Pemilu Legislatif memang telah berlalu. Sebentar lagi, mereka yang memenangi pemilu legilsatif (pileg) kemarin bakal dilantik. Banyak wajah baru memang, namun tak sedikit pula muka lama kembali nongol. Lantas, akankah track record mereka dalam mengemban amanah konstituen itu, lebih bagus dari yang kemarin? Atau jangan-jangan nambah jeblok. Apalagi sudah bukan rahasia, bila dalam proses pemenangan kemarin tak terlepas dari persoalan uang, siapapun itu. Artinya yang kantongnya tipis, mbok ya jangan terlalu ambisi menang. Walaupun, yang duitnya tebal bukan jaminan untuk menang.

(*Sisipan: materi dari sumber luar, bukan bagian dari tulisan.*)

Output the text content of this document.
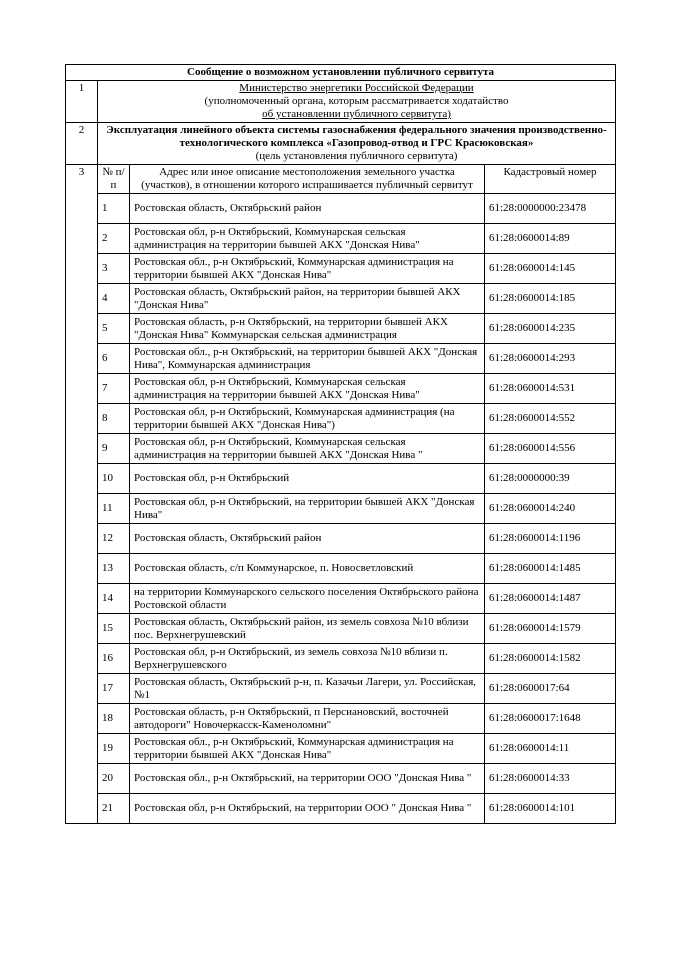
Сообщение о возможном установлении публичного сервитута			
1	Министерство энергетики Российской Федерации
(уполномоченный органа, которым рассматривается ходатайство
об установлении публичного сервитута)		

2	Эксплуатация линейного объекта системы газоснабжения федерального значения производственно-технологического комплекса «Газопровод-отвод и ГРС Красюковская»
(цель установления публичного сервитута)		

3	№ п/п	Адрес или иное описание местоположения земельного участка (участков), в отношении которого испрашивается публичный сервитут	Кадастровый номер
	1	Ростовская область, Октябрьский район	61:28:0000000:23478
	2	Ростовская обл, р-н Октябрьский, Коммунарская сельская администрация на территории бывшей АКХ "Донская Нива"	61:28:0600014:89
	3	Ростовская обл., р-н Октябрьский, Коммунарская администрация на территории бывшей АКХ "Донская Нива"	61:28:0600014:145
	4	Ростовская область, Октябрьский район, на территории бывшей АКХ "Донская Нива"	61:28:0600014:185
	5	Ростовская область, р-н Октябрьский, на территории бывшей АКХ "Донская Нива" Коммунарская сельская администрация	61:28:0600014:235
	6	Ростовская обл., р-н Октябрьский, на территории бывшей АКХ "Донская Нива", Коммунарская администрация	61:28:0600014:293
	7	Ростовская обл, р-н Октябрьский, Коммунарская сельская администрация на территории бывшей АКХ "Донская Нива"	61:28:0600014:531
	8	Ростовская обл, р-н Октябрьский, Коммунарская администрация (на территории бывшей АКХ "Донская Нива")	61:28:0600014:552
	9	Ростовская обл, р-н Октябрьский, Коммунарская сельская администрация на территории бывшей АКХ "Донская Нива "	61:28:0600014:556
	10	Ростовская обл, р-н Октябрьский	61:28:0000000:39
	11	Ростовская обл, р-н Октябрьский, на территории бывшей АКХ "Донская Нива"	61:28:0600014:240
	12	Ростовская область, Октябрьский район	61:28:0600014:1196
	13	Ростовская область, с/п Коммунарское, п. Новосветловский	61:28:0600014:1485
	14	на территории Коммунарского сельского поселения Октябрьского района Ростовской области	61:28:0600014:1487
	15	Ростовская область, Октябрьский район, из земель совхоза №10 вблизи пос. Верхнегрушевский	61:28:0600014:1579
	16	Ростовская обл, р-н Октябрьский, из земель совхоза №10 вблизи п. Верхнегрушевского	61:28:0600014:1582
	17	Ростовская область, Октябрьский р-н, п. Казачьи Лагери, ул. Российская, №1	61:28:0600017:64
	18	Ростовская область, р-н Октябрьский, п Персиановский, восточней автодороги" Новочеркасск-Каменоломни"	61:28:0600017:1648
	19	Ростовская обл., р-н Октябрьский, Коммунарская администрация на территории бывшей АКХ "Донская Нива"	61:28:0600014:11
	20	Ростовская обл., р-н Октябрьский, на территории ООО "Донская Нива "	61:28:0600014:33
	21	Ростовская обл, р-н Октябрьский, на территории ООО " Донская Нива "	61:28:0600014:101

Apapun yang terjadi dan prosesnya seperti apa, itulah wajah demokrasi kita. Walaupun masih banyak bopengnya tetap saja, itulah cerminan masyarakat kita. Seolah sudah menjadi persoalan wajib, bahwa bermain politik yang harus punya uang. Persoalan ideologi yang dibangun partai, ataupun program-program yang bakal dilaksanakan, cenderung tidak dilirik. Masyarakat kita maunya memilih, kalau ada sesuatu. Kasihannya, mereka yang bertarung dalam pileg kemarin, banyak yang mengeluarkan dana tidak sedikit, namun perolehan suaranya tidak sebanding dengan dana yang telah digelontorkan. Karuan saja, mereka yang tidak kuat iman dan sikap sabar, banyak yang stres. lagi-lagi.., inilah wajah bopeng demokrasi kita.

Menyalahkan masyarakat, yang cenderung pragmatis-materialis dalam proses Pileg, jelas bukan sebuah sikap yang bijak. Kondisi dan situasi seperti itu muncul tentu ada sebab pertamanya. Gamblangnya, masyarakat kita (nyaris) sudah kadung tidak percaya dengan para wakil rakyat. Anggapan mereka, ketika sudah jadi, biasanya meninggalkan konstituen. Akibatnya, timbul 'kontrak' antara warga dengan peserta pileg ---yang umumnya tidak tertulis dan hanyalah sebuah komitmen tanpa akta. Mungkin faktor inilah yang membuat banyak peserta gagal dalam Pileg kemarin menjadi stres. Apalagi bila Caleg tersebut mempunyai sikap tidak siap kalah. Padahal dalam kompetisi apapun, selalu ada yang menang dan ada yang kalah.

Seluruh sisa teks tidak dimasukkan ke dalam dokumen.